S+B: So innovation is the key to future growth?

FREEMAN: Innovation is very important, but the bedrock will always be quality and service. Because in the end, technology can be replicated. We’ve got 130 million patient encounters a year. All we have to do is screw it up — not only in the testing, but in billing or any other encounter people have with us. If the noise gets loud enough at the managed-care companies or the physicians’ offices, they’ll walk away. Part of the simplicity of this business is that, if you can excel in quality and service, it will differentiate you from your competitors.

S+B: Where, then, will technology have the greatest impact?

FREEMAN: An area where there is the potential for differentiation in terms of technology that will drive growth, even more so than new tests, is information technology. Because, in the end, we’re really an information company. So the ability to provide information to physicians and, ultimately, to the patient that helps lead to better health-care decisions is part of how this company has evolved.

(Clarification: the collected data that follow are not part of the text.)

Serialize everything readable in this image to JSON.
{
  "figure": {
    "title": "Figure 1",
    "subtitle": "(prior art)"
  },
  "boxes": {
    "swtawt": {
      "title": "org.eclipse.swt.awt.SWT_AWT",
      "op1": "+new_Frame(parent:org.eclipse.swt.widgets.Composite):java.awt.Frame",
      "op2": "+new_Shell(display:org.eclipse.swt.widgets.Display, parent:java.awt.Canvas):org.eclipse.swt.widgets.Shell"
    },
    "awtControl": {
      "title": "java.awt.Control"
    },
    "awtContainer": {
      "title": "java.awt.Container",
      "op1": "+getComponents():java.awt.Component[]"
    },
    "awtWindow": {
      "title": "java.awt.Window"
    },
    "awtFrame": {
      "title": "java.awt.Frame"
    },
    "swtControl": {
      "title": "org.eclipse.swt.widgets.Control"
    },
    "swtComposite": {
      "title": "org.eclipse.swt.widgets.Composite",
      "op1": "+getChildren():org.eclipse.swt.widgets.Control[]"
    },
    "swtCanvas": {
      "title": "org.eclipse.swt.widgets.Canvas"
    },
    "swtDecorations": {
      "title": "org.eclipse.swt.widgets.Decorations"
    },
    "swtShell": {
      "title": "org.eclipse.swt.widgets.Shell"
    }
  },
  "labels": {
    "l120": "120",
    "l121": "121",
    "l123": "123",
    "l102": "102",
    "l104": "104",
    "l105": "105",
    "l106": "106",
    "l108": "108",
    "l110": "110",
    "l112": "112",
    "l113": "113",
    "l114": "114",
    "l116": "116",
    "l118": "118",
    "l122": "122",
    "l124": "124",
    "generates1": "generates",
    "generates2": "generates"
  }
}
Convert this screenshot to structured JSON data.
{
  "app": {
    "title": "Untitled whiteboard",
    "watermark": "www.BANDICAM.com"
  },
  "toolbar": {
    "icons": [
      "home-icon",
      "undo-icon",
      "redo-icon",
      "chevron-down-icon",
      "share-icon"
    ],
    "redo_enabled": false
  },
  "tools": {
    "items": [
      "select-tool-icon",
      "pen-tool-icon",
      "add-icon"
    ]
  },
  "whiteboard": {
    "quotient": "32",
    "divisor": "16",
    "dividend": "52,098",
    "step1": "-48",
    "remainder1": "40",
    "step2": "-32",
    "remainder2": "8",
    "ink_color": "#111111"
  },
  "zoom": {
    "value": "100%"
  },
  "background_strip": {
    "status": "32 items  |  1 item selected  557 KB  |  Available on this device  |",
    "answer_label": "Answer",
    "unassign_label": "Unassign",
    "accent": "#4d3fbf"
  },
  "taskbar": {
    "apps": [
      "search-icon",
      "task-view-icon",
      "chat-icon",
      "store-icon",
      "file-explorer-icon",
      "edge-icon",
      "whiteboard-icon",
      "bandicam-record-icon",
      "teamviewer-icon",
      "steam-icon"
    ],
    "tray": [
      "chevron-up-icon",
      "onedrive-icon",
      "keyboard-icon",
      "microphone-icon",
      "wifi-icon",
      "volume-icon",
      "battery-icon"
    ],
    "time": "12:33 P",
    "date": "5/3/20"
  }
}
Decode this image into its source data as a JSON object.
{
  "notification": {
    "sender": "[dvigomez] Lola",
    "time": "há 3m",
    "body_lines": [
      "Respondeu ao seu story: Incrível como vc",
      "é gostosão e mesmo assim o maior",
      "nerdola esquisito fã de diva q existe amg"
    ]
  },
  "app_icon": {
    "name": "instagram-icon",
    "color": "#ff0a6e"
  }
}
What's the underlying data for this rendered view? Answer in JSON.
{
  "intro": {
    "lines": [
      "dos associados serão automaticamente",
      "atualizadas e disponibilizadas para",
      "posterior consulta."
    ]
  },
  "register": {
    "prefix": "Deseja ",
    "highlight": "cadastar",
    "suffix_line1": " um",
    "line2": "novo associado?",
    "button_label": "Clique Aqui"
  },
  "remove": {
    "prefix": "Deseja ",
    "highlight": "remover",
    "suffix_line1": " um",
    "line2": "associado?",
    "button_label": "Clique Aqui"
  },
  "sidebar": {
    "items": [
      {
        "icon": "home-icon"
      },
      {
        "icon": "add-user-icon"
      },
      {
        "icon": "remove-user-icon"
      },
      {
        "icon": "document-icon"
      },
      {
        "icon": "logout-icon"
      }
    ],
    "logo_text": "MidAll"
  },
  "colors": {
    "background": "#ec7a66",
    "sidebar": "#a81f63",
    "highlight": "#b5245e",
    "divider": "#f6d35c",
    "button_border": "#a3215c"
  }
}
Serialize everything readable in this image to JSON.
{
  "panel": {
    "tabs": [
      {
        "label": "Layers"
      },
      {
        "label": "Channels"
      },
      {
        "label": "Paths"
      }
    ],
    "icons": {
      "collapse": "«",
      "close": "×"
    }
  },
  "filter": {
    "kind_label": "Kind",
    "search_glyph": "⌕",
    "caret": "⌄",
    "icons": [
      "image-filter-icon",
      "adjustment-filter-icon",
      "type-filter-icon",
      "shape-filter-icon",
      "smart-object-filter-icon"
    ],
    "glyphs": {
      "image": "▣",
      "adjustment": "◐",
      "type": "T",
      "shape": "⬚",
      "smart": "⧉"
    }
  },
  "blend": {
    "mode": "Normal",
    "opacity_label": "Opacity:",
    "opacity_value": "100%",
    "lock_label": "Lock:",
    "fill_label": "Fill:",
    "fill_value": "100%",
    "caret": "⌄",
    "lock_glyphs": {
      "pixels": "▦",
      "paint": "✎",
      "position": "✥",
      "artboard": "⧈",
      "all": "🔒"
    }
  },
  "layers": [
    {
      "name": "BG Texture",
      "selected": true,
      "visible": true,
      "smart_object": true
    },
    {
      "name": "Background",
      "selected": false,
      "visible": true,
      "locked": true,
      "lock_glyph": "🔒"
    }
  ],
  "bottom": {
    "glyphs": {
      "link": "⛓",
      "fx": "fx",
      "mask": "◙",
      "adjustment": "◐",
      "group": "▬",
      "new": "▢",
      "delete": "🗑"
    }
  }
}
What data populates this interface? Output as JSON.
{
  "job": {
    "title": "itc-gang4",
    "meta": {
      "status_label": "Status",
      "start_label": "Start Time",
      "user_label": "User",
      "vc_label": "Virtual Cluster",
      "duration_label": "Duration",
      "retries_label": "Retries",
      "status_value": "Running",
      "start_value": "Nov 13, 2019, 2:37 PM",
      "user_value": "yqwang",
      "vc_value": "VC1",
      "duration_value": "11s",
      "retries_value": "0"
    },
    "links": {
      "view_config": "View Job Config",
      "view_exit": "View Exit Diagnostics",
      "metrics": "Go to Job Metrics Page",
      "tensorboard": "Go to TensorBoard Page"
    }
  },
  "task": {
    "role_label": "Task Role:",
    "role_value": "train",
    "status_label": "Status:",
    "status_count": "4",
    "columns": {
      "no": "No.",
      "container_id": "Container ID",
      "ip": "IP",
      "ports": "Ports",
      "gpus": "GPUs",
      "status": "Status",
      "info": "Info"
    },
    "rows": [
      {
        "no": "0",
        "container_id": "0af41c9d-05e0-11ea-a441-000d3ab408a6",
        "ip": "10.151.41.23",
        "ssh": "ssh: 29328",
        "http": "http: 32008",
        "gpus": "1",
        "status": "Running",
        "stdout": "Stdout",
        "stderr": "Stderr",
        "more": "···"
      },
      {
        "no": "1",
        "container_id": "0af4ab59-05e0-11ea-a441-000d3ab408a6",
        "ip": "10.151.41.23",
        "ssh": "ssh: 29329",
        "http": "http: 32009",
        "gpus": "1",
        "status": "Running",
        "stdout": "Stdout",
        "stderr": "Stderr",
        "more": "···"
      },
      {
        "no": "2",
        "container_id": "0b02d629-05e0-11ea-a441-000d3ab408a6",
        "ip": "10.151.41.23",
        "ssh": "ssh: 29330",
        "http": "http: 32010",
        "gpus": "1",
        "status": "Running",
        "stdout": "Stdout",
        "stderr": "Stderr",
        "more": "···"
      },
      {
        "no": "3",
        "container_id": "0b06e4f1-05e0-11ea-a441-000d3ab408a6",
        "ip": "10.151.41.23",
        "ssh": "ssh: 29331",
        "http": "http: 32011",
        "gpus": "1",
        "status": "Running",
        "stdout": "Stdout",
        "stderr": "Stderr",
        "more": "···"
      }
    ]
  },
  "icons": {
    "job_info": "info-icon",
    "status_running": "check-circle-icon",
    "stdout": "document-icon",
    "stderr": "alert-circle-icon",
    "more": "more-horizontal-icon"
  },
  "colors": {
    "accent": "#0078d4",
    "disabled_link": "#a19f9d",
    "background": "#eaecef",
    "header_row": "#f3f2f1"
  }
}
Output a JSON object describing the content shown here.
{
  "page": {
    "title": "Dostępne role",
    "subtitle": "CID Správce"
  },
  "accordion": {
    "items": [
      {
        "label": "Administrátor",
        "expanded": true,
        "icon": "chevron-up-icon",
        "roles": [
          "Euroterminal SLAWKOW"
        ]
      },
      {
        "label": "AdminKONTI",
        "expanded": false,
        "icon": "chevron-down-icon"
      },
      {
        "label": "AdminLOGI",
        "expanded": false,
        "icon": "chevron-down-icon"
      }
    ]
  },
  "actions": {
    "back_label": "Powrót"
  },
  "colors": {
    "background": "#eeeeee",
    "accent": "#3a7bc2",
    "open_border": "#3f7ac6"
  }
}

In health care, you’ve got lab results. You’ve got imaging results. And you’ve got the conversation with the doctor. Those are the three basic sources of information from which health-care decisions are made. The opportunity to have a medical record that’s uniquely yours, that you transport with you, whether it’s on a CD or whether it’s ultimately an implanted chip, is the future of this business.

That kind of chronological, unique, always available information has never been used in health care. It represents a significant opportunity for our business.